Mon gendre m'a remis une facture de 640 dollars après que je l'ai aidé à s'occuper de mon petit-enfant nouveau-né pendant deux semaines - Je l'ai donc payée et je lui ai donné une leçon qu'il n'oubliera jamais
Après deux semaines sans dormir à aider ma fille avec son nouveau-né, mon gendre m’a tendu une facture de 640 dollars pour la nourriture, les charges et sa chambre d’amis. J’ai payé chaque dollar et je suis rentrée chez moi. Moins de 24 heures plus tard, Derek était à genoux, comprenant enfin pourquoi mettre un prix sur ma visite avait été une telle erreur.
La facture m'attendait à côté de mon café.
Mon gendre m’a tendu une facture de 640 dollars pour la nourriture, les charges et sa chambre d’amis.

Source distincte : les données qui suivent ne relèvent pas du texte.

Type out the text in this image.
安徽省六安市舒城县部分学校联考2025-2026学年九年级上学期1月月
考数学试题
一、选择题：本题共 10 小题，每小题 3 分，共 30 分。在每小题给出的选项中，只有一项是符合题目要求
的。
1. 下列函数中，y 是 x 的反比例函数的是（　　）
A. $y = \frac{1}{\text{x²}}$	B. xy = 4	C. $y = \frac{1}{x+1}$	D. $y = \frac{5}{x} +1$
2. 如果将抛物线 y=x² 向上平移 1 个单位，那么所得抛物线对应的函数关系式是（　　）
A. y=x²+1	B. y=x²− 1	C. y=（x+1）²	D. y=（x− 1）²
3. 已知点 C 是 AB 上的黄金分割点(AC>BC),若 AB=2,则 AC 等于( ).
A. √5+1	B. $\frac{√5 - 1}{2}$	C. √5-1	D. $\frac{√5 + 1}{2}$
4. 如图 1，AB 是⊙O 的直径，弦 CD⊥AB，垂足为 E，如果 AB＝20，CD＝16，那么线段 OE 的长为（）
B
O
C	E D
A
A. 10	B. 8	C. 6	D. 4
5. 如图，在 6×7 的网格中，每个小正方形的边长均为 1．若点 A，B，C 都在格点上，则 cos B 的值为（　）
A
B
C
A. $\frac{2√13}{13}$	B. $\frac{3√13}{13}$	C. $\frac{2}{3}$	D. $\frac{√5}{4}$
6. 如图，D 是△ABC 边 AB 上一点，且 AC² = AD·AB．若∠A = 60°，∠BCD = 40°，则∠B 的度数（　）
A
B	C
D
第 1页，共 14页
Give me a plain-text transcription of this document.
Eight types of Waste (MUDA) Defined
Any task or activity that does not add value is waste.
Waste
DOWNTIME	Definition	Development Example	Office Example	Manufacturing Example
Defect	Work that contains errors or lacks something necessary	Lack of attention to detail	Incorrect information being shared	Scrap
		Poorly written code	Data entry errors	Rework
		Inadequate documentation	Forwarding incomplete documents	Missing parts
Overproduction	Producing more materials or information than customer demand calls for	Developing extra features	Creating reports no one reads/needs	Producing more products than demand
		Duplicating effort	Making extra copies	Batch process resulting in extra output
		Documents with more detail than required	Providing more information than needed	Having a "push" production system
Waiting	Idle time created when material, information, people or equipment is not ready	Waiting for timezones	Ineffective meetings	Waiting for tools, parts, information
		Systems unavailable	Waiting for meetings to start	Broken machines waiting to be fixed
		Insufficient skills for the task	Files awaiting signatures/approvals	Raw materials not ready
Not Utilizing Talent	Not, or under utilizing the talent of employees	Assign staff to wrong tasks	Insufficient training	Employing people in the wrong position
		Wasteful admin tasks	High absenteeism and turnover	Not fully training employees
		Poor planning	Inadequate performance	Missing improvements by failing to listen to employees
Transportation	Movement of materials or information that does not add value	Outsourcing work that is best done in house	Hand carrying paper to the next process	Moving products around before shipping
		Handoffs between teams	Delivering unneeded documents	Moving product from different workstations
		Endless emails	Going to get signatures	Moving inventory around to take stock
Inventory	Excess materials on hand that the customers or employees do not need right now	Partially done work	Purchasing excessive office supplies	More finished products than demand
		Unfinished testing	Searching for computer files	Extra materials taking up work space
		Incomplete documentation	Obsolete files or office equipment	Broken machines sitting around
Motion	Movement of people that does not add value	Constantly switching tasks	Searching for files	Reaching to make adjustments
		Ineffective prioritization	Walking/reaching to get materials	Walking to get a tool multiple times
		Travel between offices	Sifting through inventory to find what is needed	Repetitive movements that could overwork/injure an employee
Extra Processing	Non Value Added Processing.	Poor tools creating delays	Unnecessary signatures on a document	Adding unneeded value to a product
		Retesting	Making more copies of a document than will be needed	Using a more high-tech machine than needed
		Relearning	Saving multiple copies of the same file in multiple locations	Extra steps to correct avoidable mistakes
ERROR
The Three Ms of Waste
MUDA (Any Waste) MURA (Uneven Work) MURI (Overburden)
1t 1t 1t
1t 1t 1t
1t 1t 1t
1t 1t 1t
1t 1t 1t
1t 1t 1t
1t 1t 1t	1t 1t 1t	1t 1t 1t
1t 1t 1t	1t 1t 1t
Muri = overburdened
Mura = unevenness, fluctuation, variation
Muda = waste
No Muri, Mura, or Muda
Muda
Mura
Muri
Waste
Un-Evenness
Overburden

Je l’ai fixée pendant plusieurs secondes, car mon cerveau refusait de comprendre ce que je voyais.
NOURRITURE : 310 $
CHARGES : 180 $
CHAMBRE D'AMIS : 150 $
TOTAL : 640 $
À l'étage, ma fille chantait faux à son fils nouveau-né.
Je suis restée là à la regarder pendant plusieurs secondes, parce que mon cerveau refusait de comprendre ce que je voyais.
Casey répétait les trois mêmes phrases de « You Are My Sunshine » depuis deux semaines, car elle n’arrivait jamais à se souvenir du reste.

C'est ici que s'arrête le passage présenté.